Eenmaal voor de tv zag ik beelden van een kind in een metro. Een uiterst fragiel schepsel, maar wel met heel mooie kleertjes aan, een dure mobiele telefoon in de handen n oortjes in haar oren. Ik zeg meisje, maar het ontging me volledig dat het een meisje was en ook dat ze wit was, ik bedoel een witte huidskleur had. Ik zag een onnozel kind.
Mijn Palestijnse buurman, die alle beelden op tv ook kan terugspoelen zodat je ze nog eens kunt zien, zei: 'Moet je kijken wat er zo gaat gebeuren.' Ik wist het niet. Ik kon geen prijs winnen. Hij: 'Let op de meneer die achter haar zit.' 'Okeeej, doe ik,' antwoordde ik, maar eigenlijk vond ik het saai. Je snapt dat ik dacht dat het over Gaza ging, maar dat was niet zo.

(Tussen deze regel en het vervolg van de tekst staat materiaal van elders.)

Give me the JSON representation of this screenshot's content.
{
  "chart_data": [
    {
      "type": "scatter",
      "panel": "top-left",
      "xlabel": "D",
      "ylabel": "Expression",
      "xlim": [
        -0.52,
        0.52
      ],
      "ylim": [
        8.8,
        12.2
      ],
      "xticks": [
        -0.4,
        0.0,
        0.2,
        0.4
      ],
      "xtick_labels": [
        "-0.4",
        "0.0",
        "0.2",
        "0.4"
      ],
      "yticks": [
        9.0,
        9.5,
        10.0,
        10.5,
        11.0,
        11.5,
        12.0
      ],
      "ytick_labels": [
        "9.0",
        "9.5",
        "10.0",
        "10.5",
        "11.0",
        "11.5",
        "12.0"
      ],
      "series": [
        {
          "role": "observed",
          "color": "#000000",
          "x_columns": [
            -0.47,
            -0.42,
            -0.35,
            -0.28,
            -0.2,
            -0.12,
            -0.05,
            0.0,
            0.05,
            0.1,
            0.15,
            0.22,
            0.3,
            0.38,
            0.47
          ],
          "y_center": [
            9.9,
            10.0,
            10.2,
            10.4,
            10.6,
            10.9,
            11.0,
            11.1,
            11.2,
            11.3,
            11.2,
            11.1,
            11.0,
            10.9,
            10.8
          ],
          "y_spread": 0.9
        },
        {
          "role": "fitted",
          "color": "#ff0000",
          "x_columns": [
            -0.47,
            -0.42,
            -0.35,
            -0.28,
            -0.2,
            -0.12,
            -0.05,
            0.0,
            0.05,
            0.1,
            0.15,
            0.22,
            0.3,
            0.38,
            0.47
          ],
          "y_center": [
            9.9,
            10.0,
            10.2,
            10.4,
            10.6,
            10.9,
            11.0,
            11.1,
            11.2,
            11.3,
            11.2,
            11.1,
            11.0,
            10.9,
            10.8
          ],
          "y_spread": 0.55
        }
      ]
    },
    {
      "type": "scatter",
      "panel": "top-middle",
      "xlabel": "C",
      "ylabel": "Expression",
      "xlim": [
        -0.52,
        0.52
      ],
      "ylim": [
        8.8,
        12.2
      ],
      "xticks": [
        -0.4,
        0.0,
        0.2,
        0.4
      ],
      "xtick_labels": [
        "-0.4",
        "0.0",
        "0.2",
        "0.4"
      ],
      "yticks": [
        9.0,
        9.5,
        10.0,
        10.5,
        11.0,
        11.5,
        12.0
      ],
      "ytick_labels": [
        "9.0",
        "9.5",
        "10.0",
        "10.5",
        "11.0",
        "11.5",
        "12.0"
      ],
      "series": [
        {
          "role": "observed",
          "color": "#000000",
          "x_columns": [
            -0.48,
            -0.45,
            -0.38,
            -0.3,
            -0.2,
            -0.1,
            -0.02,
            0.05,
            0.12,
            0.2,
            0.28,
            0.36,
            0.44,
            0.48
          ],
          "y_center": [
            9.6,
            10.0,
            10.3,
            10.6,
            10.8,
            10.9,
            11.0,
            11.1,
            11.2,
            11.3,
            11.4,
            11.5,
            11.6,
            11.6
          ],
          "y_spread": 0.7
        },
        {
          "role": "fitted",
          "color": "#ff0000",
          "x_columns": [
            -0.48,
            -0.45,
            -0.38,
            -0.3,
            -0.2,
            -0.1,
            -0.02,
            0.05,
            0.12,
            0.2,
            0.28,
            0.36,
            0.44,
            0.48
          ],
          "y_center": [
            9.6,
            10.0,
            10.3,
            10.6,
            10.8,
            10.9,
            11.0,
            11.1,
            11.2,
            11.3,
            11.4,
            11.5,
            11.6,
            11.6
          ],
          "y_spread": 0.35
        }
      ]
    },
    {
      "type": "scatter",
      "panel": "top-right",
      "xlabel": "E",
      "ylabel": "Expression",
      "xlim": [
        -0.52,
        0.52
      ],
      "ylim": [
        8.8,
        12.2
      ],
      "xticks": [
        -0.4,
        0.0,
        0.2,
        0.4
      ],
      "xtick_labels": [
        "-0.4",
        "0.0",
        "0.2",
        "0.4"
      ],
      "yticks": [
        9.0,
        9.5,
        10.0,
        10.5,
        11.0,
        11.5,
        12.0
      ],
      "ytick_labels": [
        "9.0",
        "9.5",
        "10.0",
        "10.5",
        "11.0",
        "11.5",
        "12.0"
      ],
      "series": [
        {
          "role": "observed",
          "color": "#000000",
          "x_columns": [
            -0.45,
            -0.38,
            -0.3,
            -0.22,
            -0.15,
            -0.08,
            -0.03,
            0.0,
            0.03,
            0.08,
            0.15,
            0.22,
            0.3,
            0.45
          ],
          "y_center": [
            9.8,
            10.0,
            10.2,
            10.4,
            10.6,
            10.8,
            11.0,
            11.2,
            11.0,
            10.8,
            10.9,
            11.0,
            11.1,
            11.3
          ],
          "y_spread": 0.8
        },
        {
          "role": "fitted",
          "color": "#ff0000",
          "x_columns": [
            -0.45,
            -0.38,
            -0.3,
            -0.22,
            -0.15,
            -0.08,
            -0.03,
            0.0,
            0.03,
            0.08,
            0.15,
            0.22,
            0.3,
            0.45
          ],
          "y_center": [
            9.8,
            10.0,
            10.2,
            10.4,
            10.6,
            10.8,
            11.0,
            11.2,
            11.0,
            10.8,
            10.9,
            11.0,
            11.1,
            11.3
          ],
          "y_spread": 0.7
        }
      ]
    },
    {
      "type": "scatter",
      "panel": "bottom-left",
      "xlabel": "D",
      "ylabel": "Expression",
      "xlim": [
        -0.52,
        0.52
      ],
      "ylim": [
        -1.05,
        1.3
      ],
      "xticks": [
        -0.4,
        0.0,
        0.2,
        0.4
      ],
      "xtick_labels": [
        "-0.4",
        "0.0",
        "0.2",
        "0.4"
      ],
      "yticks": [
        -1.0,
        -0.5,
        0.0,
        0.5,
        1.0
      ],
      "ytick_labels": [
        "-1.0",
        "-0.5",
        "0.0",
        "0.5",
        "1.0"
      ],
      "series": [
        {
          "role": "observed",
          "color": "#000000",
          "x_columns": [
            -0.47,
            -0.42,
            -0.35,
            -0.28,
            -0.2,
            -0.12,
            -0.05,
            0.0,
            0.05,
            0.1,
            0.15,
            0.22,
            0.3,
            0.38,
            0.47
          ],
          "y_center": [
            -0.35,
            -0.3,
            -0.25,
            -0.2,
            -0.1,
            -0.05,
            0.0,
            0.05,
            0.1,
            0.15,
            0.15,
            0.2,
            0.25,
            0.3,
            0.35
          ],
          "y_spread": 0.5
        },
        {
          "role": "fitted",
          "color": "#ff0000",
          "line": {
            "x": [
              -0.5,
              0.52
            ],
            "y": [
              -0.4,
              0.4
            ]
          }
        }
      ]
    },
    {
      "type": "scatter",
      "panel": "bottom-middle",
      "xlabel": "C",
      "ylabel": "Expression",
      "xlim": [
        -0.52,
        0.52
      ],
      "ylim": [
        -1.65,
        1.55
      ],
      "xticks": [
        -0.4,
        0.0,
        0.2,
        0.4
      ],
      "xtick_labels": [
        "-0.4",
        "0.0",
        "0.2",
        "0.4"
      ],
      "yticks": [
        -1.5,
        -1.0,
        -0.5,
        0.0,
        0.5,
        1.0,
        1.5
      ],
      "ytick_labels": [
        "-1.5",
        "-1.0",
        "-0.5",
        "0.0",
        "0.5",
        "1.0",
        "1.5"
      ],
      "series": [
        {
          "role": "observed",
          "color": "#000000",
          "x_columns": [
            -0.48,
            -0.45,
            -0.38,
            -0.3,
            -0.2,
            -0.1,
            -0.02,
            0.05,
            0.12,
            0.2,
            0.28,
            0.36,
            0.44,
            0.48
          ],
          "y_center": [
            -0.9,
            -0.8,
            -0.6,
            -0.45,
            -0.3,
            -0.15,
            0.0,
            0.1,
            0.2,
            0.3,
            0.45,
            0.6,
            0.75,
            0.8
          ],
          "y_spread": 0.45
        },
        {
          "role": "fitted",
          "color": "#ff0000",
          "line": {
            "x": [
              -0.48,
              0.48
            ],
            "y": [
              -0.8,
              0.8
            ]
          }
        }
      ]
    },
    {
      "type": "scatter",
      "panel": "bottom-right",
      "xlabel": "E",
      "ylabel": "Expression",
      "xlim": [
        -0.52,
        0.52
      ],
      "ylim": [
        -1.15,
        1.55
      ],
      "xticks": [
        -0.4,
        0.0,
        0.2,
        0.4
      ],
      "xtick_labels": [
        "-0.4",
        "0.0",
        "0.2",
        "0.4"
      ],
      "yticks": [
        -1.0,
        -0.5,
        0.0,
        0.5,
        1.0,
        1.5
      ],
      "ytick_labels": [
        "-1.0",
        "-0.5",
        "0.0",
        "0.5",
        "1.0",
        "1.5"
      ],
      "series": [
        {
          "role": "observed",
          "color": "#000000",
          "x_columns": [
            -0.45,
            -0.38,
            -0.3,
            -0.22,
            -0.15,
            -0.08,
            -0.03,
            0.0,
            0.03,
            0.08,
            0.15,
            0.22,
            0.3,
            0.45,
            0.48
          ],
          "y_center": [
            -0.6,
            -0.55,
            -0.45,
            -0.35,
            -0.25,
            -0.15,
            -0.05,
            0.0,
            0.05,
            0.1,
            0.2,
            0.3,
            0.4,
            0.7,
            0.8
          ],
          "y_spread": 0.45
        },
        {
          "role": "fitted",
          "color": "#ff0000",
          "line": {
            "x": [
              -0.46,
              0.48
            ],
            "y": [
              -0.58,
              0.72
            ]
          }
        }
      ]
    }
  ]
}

Edith, wat er toen gebeurde zag ik niet aankomen. Ik heb zuster Jeanne, die na een bevalling vandaag gelukkig en voor het eerst weer aanwezig is, gevraagd om twee extra slaappillen. Ze zei: 'Maar Joseph, het ging toch heel goed met jou de laatste tijd?' Ik zei dat dat waar was, maar dat ik net iets teveel cafeïne had binnen gekregen. Beetje stom, maar ja. Ik kreeg een extra pil. Eentje.
De meneer met een rode hoody aan en met de capuchon op als was ie roodkapje zat al op zijn metrostoeltje toen het kind instapte en precies voor hem ging zitten. Ik zei nog tegen mijn buurman: 'Waarom is dit op tv' toen de rode meneer wat zat te foemelen in en op zijn rode hoody, ineens opstond en met zijn rechterarm uithaalde naar de schuldige witte nek van het kind.
Jezus, Edith, ik had het liever niet gezien. Voor ik het wist vond buurman op het web het hele filmpje en kreeg ik mee dat roodkapje de wolf in pakweg twee seconden drie keer in de nek stak, de wolf roodkapje aankeek, volledig onschuldig, onwetend en werkelijk doodsbang aankeek, ineenkromp, op de vloer gleed en leeg bloedde.
Ik neem aan dat jullie in Birkenau ook wel eens iets zien dat het daglicht niet kan verdragen maar dit? Jezus Christus, Edith. What the Fuck. Het kind zei niks tegen de meneer, ging keurig zitten, keen niet op of om, zat op de telefoon zoals alle kinderen en kreeg een mes in de nek. De meneer, roodkapje, liep weg, hij lekte haar bloed op de metrovloer, niemand deed iets, iedereen keek rond alsof het onder de grond heel mooi weer was, de zon scheen, het weekend was of vakantie en roodkapje mompelde twee keer: 'I got the white girl.'
Ik weet niet Edith, maar er gebeuren vandaag de dag dingen die jullie nooit hebben hoeven meemaken. Voor dat meisje maakte ik een nieuw werk; ik hoop dat Mijn Vriend het in de collectie opneemt.
Wat ik zag Edith, was ziek, heel erg ziek.